I think it’s a mistake to read too much into a driver’s effort and results on track based on their contract situation—I don’t think a protest by way of showing up and underperforming has ever benefitted any athlete in any sport. But I do think that, instead of maybe waiting for the driver market to open up at Mercedes or Ferrari and linking himself to Renault right now, Ricciardo has illustrated just how uncomfortable things can be for a driver at the top of his game who has nonetheless fallen out of favor with his team.
Issues like these have come up in F1 plenty of times before; in fact, Ricciardo’s place on Red Bull was previously held by Mark Webber, who fell to second driver status quickly when wunderkind Sebastian Vettel showed up. Current points leader Lewis Hamilton has dealt with this twice before, with Alonso in his first stint at McLaren and Nico Rosberg at Mercedes, and come out twice on top. And anyone who has followed the sport since the days of Alain Prost, Nigel Mansell, and Ayrton Senna probably knows of the constant contract drama surrounding that trio.

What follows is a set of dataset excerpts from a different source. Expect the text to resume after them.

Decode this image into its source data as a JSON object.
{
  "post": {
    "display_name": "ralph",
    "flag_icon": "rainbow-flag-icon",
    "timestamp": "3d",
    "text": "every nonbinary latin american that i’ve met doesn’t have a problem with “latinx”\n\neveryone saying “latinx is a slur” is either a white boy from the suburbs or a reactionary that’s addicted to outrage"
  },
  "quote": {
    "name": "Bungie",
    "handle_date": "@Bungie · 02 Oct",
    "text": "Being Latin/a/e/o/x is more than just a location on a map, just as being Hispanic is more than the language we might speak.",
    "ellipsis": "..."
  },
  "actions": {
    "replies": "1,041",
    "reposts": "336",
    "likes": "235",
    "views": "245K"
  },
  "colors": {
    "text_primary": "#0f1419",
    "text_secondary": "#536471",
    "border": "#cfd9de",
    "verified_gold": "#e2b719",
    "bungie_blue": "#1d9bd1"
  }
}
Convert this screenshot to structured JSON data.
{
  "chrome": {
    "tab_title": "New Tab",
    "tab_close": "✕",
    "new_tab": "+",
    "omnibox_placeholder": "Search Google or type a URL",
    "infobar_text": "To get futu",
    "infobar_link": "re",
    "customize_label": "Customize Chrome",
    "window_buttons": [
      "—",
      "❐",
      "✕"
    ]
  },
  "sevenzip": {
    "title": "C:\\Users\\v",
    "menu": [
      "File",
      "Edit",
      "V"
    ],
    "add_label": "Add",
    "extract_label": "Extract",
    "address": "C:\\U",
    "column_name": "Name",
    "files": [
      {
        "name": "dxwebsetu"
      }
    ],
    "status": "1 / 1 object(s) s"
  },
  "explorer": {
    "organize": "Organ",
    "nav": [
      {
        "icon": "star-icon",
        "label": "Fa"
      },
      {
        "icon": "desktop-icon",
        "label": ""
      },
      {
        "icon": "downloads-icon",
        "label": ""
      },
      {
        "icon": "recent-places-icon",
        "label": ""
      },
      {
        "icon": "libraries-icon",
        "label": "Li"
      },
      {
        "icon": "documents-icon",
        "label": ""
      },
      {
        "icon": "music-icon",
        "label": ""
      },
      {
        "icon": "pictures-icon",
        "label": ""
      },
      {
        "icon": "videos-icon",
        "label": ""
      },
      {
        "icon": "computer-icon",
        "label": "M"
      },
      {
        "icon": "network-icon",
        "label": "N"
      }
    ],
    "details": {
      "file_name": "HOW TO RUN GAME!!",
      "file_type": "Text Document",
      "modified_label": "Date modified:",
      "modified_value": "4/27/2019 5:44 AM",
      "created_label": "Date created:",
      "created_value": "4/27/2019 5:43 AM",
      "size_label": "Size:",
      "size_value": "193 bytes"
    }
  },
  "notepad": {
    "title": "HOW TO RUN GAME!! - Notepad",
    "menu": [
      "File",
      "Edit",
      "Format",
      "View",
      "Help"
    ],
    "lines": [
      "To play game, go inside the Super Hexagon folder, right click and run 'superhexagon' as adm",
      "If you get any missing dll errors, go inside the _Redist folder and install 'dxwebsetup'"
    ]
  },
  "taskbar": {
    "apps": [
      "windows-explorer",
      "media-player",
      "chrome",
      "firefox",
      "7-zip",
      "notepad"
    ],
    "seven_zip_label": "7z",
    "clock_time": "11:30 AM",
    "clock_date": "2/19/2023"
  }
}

With Verstappen now paid like a leading man, Red Bull may have been the only “big three” team left in the paddock with any sort of question as to who its number one driver was. There’s no longer a question there anymore. But barring any surprise information about his health or attitude, Ricciardo was one of the hottest free agent prospects in years, and for Renault to land him is a major coup for the team.
What remains to be seen over time is if Ricciardo’s shock move is the work of a driver desperate to get out of a bad situation, or a prescient move to a team on the rise that keeps him toward the front of the grid. For the sake of good competition, let’s all hope for the latter.
The views expressed in Spinning Wheels are those of the author and do not reflect the views of any other entity.